= Henry Douglas, Earl of Drumlanrig =

Portrait of Drumlanrig attributed to Francis Lindo

Henry Douglas, Earl of Drumlanrig (30 October 1722 – 19 October 1754) was a Scottish army officer. He was the eldest son of Charles Douglas, 3rd Duke of Queensberry, 2nd Duke of Dover, and his wife Catherine. He was educated at Winchester College and at Christ Church, University of Oxford and then chose a military life.
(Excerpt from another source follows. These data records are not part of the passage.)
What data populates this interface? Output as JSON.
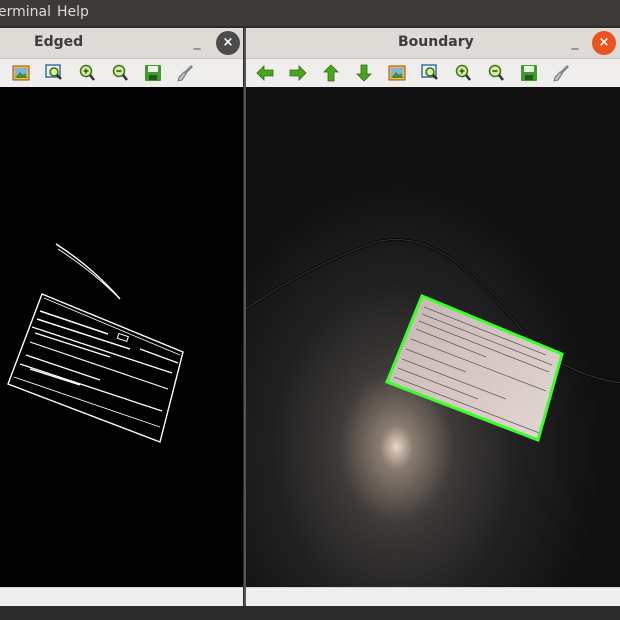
{
  "menubar": {
    "items": [
      "erminal",
      "Help"
    ]
  },
  "windows": {
    "edged": {
      "title": "Edged",
      "min": "_",
      "close": "×"
    },
    "boundary": {
      "title": "Boundary",
      "min": "_",
      "close": "×"
    }
  },
  "toolbar_icons": {
    "edged": [
      "image-icon",
      "zoom-fit-icon",
      "zoom-in-icon",
      "zoom-out-icon",
      "save-icon",
      "brush-icon"
    ],
    "boundary": [
      "arrow-left-icon",
      "arrow-right-icon",
      "arrow-up-icon",
      "arrow-down-icon",
      "image-icon",
      "zoom-fit-icon",
      "zoom-in-icon",
      "zoom-out-icon",
      "save-icon",
      "brush-icon"
    ]
  },
  "colors": {
    "accent_close": "#e95420",
    "detected_contour": "#3bff2a",
    "arrow_green": "#4aa41d"
  }
}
He served in two campaigns under the Earl of Stair and three campaigns under the King of Sardinia, where, at the Siege of Coni, he so distinguished himself that Charles Emmanuel, King of Sardinia, ordered his ambassador in London to wait on the Duke of Queensberry to thank him for the services performed by his son.
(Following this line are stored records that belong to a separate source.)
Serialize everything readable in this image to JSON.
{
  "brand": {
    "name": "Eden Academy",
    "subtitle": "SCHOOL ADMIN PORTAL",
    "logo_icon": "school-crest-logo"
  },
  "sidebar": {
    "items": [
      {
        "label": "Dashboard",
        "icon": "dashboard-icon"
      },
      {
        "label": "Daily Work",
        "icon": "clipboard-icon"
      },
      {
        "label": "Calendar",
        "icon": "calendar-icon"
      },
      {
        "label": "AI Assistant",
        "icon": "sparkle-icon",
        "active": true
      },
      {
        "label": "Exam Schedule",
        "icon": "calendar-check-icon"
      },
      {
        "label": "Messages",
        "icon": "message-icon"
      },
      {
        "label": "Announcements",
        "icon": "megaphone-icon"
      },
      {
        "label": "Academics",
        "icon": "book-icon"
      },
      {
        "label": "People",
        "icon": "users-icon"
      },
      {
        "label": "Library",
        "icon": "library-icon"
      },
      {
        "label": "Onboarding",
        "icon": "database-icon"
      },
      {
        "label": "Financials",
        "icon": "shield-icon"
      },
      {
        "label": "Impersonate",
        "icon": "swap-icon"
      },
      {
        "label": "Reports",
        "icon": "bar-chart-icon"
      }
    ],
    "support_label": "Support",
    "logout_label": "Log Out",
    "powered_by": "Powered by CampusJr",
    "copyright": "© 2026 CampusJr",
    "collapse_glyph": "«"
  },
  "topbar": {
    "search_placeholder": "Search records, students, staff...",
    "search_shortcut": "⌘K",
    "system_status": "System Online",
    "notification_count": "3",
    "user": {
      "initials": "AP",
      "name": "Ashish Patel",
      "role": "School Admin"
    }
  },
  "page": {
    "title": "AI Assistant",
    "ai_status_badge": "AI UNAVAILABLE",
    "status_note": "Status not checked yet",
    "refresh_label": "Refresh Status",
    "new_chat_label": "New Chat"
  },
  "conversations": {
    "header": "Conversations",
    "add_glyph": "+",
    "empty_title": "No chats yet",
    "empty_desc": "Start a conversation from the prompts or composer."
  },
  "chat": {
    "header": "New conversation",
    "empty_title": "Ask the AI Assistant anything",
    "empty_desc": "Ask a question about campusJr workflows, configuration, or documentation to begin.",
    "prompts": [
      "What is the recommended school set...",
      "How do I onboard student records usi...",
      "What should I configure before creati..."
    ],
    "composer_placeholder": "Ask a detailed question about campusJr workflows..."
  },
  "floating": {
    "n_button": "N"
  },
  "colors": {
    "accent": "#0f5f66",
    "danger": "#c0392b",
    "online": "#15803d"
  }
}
He commanded a regiment of two battalions in the Scots Brigade in the Netherlands between 1747 and 1753. He married on 24 July 1754 Lady Elizabeth Hope, daughter of John Hope, 2nd Earl of Hopetoun, but accidentally shot himself dead near Bawtry, in Yorkshire on 19 October 1754. His widow died only 18 months later. Henry's brother, Charles, succeeded him, but died in 1756, leaving their father without heirs. The Queensberry titles passed in 1778 to a distant cousin, William Douglas, Earl of March and Ruglan.